October West Texas Intermediate crude oil gained 16 cents, or 0.3%, to settle at $48.23 a barrel on the New York Mercantile Exchange.
On the ICE Futures Europe Exchange, November Brent crude, the global benchmark, added 43 cents, or 0.8%, to end trading at $54.27 a barrel.
In a monthly report released Tuesday, OPEC indicated that August output fell by 79,000 barrels a day to 32.76 million.
Production had been on the rise over the summer, raising concerns that OPEC’s production cut deal wasn’t working. Saudi Arabia has been debating whether to extend the cartel’s agreement after it expires next March.
The Energy Information Administration said in its monthly report that domestic crude output in the Gulf of Mexico is estimated to have fallen by 70,000 barrels a day to 1.6 million barrels in August from a month earlier due to disruptions caused by Hurricane Harvey. The EIA also reduced its expectations for 2017 and 2018 total U.S. crude oil production.
Several refineries along the Gulf Coast were knocked offline by the hurricane, prompting a significant rise in crude stockpiles for the week ending September 1, according to EIA data.
The EIA will issue an update for the week ending September 8 on Wednesday morning. The American Petroleum Institute will release its weekly inventory report late Tuesday. Analysts polled by S&P Global Platts expect the EIA to report a climb of 10.1 million barrels in crude supplies.

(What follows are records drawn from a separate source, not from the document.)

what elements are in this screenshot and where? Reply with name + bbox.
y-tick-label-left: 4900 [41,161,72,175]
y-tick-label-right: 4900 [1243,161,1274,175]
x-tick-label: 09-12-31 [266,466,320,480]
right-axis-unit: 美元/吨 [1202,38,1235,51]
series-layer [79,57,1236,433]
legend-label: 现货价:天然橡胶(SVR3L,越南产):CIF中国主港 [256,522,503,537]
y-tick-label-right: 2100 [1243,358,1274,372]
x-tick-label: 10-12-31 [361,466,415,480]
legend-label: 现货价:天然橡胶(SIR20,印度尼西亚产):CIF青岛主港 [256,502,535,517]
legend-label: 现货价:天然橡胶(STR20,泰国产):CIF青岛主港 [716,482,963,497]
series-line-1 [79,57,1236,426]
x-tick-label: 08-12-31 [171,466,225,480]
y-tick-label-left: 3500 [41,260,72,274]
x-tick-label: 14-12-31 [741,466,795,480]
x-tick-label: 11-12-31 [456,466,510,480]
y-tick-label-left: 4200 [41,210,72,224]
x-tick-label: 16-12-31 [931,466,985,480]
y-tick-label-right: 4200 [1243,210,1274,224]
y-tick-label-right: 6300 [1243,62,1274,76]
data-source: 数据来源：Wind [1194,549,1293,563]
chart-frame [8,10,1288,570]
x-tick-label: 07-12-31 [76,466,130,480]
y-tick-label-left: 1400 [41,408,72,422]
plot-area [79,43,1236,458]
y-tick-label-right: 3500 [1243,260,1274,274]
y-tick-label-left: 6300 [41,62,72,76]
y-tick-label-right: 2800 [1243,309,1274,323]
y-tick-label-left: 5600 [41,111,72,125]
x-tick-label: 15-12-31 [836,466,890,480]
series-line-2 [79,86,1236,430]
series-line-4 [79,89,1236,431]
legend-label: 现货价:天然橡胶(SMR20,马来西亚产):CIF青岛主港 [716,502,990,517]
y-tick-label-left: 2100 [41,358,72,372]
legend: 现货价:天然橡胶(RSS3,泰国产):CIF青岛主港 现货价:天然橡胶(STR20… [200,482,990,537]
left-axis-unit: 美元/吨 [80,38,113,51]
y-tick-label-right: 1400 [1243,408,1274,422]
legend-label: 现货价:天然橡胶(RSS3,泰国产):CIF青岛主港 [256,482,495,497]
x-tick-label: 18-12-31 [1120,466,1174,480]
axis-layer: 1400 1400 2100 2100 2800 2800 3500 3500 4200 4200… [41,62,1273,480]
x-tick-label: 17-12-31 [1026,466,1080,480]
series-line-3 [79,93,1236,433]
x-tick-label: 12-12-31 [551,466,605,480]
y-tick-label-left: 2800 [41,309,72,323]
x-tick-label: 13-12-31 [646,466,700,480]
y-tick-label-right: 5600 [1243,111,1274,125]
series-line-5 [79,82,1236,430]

October natural gas rose 5.1 cents, or 1.7%, to settle at $3.001 per million British thermal units on the New York Mercantile Exchange.
Gulf Coast oil refineries that suffered damage from Hurricane Harvey are gradually returning to full capacity. Hurricane Irma, which made landfall in Florida over the weekend, turned out to be less damaging to the energy industry than expected, resulting in higher future prices on Monday.